Gerek yasalarda ifade edilen, gerekse bilimsel anlatımları bir cümlede toparlamaya çalışırsak "patron" tarifini "sermaye koyup, risk alarak bir işletmeyi kısmen de olsa kendi adına işleten, bu iş yerinde mal üretimi ya da mal alım satımı yapan ya da hizmet üreten, hangi malı üreteceğine ya da alıp, satacağına ya da hangi hizmeti üreteceğine ve bunları hangi bedelle satacağına, ürettiği ya da sattığı ürünü -yasalarda belirtilen rekabet şartlarına aykırı olmamak kaydıyla- kendi inisiyatifi ile karar veren, sahip olduğu işletmede bir sözleşmeye bağlı olarak işçi çalıştıran  kişi" olarak yapabiliriz.

Bu tarifteki bazı kelimelere göre evet bizler patronuz. Bir işletme açıyoruz ve bir miktar sermaye koyuyoruz. Bu sermayeyi, işlerin kötü gitmesi halinde kaybetme riskimiz var. Büyük bir çoğunluğumuz eczanemizde sözleşmeye bağlı eleman çalıştırıyoruz.

Bu üç unsurun dışında kalan konulardan tabloya bakarsak;

Her ne kadar belli bir miktar sermaye koyuyorsak da gerek eczanemizde bulunan  ürünlerin ve gerekse SGK ve diğer kurumlara sattığımız ürünlerden doğan alacağımızın önemli bir bölümü ilaç/ıtriyat depolarına olan borçlarımız.

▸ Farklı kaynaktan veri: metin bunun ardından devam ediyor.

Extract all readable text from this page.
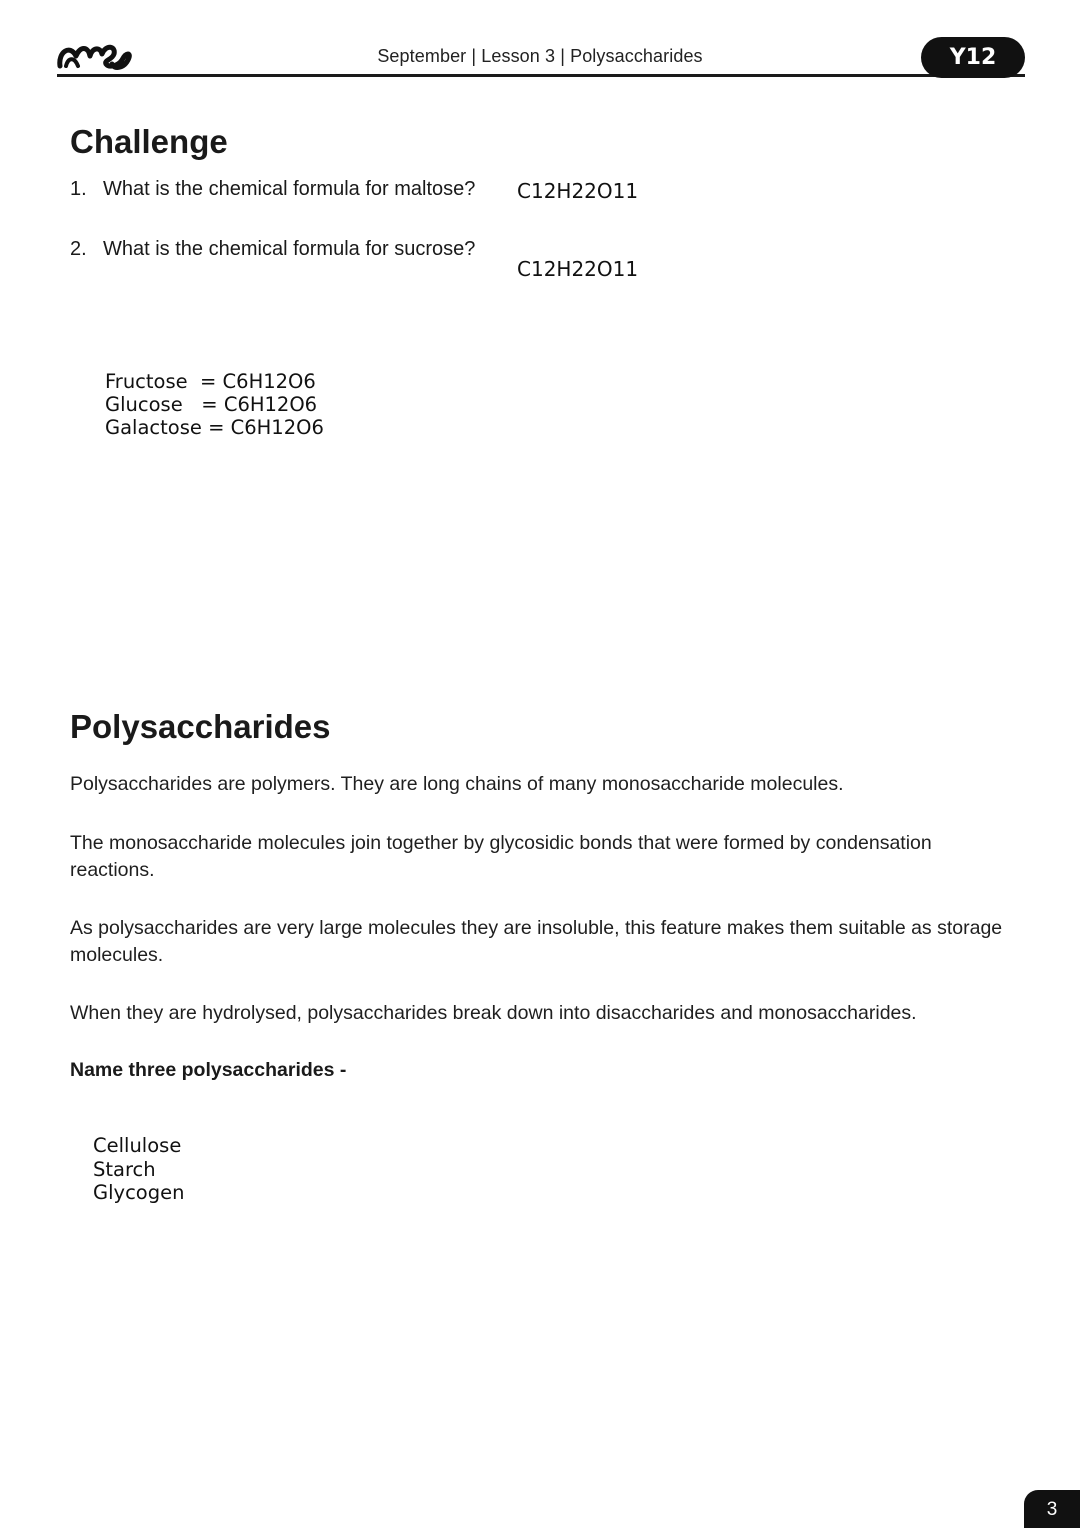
September | Lesson 3 | Polysaccharides	Y12
Challenge
1. What is the chemical formula for maltose? C12H22O11
2. What is the chemical formula for sucrose?
C12H22O11
Fructose  = C6H12O6
Glucose   = C6H12O6
Galactose = C6H12O6
Polysaccharides

Polysaccharides are polymers. They are long chains of many monosaccharide molecules.

The monosaccharide molecules join together by glycosidic bonds that were formed by condensation reactions.

As polysaccharides are very large molecules they are insoluble, this feature makes them suitable as storage molecules.

When they are hydrolysed, polysaccharides break down into disaccharides and monosaccharides.

Name three polysaccharides -
Cellulose
Starch
Glycogen
3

Eczanelerimizde her ürünü satamayız. Satabileceğimiz ürünler 6197 sayılı yasamızla ve bağlı yönetmelikle belirlenmiştir.

Sattığımız ana kalem olan ilacın kaç liraya satılacağı TC Sağlık Bakanlığı, İlaç ve Tıbbi Cihaz Kurumu tarafından belirlenmiştir. Arz talep bahanesi ile daha fazla bir bedelle satamayız (İlacın sosyal bir ürün olduğu gerçeğinden hareket edersek bu doğru bir uygulamadır. Yaptığım sadece bir tespit). Ancak, bu belirlenmiş ilaç satış bedeline karşın ülkemizin tekel konumundaki ilaç alıcısı SGK üstün konumunu kullanarak kendince belirlediği bedeller üzerinden geri ödeme yapmaktadır.

Yasamızla kısıtlanmış satış ürünlerimizin -ilaç dışı ürün olsa da- hiç bir koşulda ve hiç bir şekilde tanıtımını yapamayız, bu ürünleri sattığımızı ima dahi edemeyiz. Bırakın sattığımız ürünün tanıtımını, yasamız ve yönetmeliğimiz gereği eczanemizin nerede olduğunu belirtemeyiz, tarif dahi edemeyiz.

Eğer ki elemanımız var ise bir ay içinde yasal olarak en fazla 217,88 saat çalıştırabiliriz. Ama biz eczane eczacıları bulunduğumuz ilin en yüksek mülki amirinin de onayı ile bir ay içinde kış aylarında en az 260 saat, yaz aylarında ise en az 273 saat çalışmak zorundayız. Bu çalışma saatlerine tuttuğumuz nöbetlerin süreleri dahil değildir. Belirlenen çalışma ve nöbet saatlerinde eczanemizin içinde bulunmak zorundayız. Her ne kadar eczanemizden 24 saate dek ayrılma hakkımız varsa da üst üste 3 denetimde eczanemizde olmadığımızın tespiti halinde sahip ve mesul müdürü olduğumuz eczanemiz -yani ekmek teknemiz- kapatılır.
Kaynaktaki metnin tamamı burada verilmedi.